Given that data centers are designed to operate for 20 years — but are generally in use for much longer — the need to plan for how climate change is shifting baseline conditions is vital to ensuring operators aren’t caught off guard. This isn’t necessarily a future problem either. In 2017, wildfires got within three blocks of Sonoma County’s data center, and also scattered the team responsible for operating it across Northern California. And just this year, Google and Oracle's data centers experienced cooling system failures amid record heat in the U.K.
To account for these risks, Uptime encourages companies to spread workloads between data centers and regions; if a storm hits Florida, a provider should have infrastructure out-of-state so service can continue without pause, which happened during Hurricane Ian last month. While this redundancy is easier for a large company with widespread data centers, even smaller companies can benefit from using secondary and out-of-region sites for backup and recovery in case a climate-related disaster causes data loss at the original site.

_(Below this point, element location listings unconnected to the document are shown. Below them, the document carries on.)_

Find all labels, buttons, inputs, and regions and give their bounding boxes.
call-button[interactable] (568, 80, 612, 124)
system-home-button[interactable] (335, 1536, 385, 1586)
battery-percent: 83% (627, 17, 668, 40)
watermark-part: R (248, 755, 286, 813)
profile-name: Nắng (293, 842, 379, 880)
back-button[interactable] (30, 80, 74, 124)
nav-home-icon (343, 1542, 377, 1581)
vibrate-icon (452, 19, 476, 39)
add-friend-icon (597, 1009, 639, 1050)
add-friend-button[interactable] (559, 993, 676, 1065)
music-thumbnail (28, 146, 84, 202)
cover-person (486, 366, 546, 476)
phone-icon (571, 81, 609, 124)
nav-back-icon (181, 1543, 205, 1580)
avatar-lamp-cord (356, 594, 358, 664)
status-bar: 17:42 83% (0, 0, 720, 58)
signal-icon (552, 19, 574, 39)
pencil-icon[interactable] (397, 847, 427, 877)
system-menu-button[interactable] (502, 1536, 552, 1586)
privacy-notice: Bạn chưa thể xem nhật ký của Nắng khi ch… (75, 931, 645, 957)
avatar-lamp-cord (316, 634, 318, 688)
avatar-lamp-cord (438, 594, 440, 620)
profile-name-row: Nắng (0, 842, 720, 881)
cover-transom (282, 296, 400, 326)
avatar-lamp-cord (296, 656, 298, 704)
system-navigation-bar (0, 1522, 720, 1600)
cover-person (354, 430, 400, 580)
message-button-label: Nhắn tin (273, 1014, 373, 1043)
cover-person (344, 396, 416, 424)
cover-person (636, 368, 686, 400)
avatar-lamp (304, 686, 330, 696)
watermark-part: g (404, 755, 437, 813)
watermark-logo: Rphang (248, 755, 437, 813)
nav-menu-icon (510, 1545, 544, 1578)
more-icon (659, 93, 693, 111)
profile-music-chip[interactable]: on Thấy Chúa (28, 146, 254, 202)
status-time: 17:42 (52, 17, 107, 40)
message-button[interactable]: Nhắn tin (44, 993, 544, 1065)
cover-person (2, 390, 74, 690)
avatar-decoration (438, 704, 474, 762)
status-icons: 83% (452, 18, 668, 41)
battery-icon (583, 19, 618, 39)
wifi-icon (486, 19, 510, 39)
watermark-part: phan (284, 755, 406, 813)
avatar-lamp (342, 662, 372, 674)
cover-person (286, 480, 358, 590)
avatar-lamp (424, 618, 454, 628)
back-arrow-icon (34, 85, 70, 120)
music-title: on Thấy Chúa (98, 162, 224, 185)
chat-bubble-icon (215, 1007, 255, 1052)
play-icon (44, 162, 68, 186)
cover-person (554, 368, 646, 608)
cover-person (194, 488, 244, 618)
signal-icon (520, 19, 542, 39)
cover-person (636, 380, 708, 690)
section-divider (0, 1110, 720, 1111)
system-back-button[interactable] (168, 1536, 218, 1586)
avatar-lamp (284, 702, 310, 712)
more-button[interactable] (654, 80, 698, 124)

Smaller fixes could have a big climate resiliency payoff as well. Uptime recommends investing in disaster prediction resources, such as those developed by insurance companies, to pinpoint the likelihood of disasters at any given site and use that information to take steps to prepare data centers for disaster, from moving generators and pumps to higher ground to installing flood barriers. These steps can improve a center’s reliability when disaster hits. At least some companies are already taking these steps, including Equinix, which has a global footprint of more than 240 data centers.
“We have undertaken a climate risk and resilience review of all our sites with our insurers,” Stephen Donohoe, the company’s vice president of global data center design, and Andrew Higgins, director of engineering development and master planning, told Protocol in a joint statement. “Climate risks are an integral part of our due diligence process during site selection, with flood risk, wind risk, water stress and extreme temperatures considered prior to acquiring the site mitigation measures are considered during the design process.”
[W]e’ve been really emphasizing that this is coming … You’re better off being in front of it than behind it.”
Major enterprise operations may have no choice but to take some of these steps, given policy changes underway in Europe and the U.S.
The EU’s corporate sustainability reporting directive, which will come into effect in 2023, requires large companies operating on the continent to disclose their exposure to various risks, including climate change. In the U.S., the Securities and Exchange Commission is considering a similar set of rules that would also require that companies disclose climate risk information, though a final rule is still months away.
If the rule, which is still in flux, comes into force, even the most reactive data center companies will have to change their ways.
“In our publications and discussions with clients and members, we’ve been really emphasizing that this is coming,” said Dietrich. “You’re better off being in front of it than behind it.”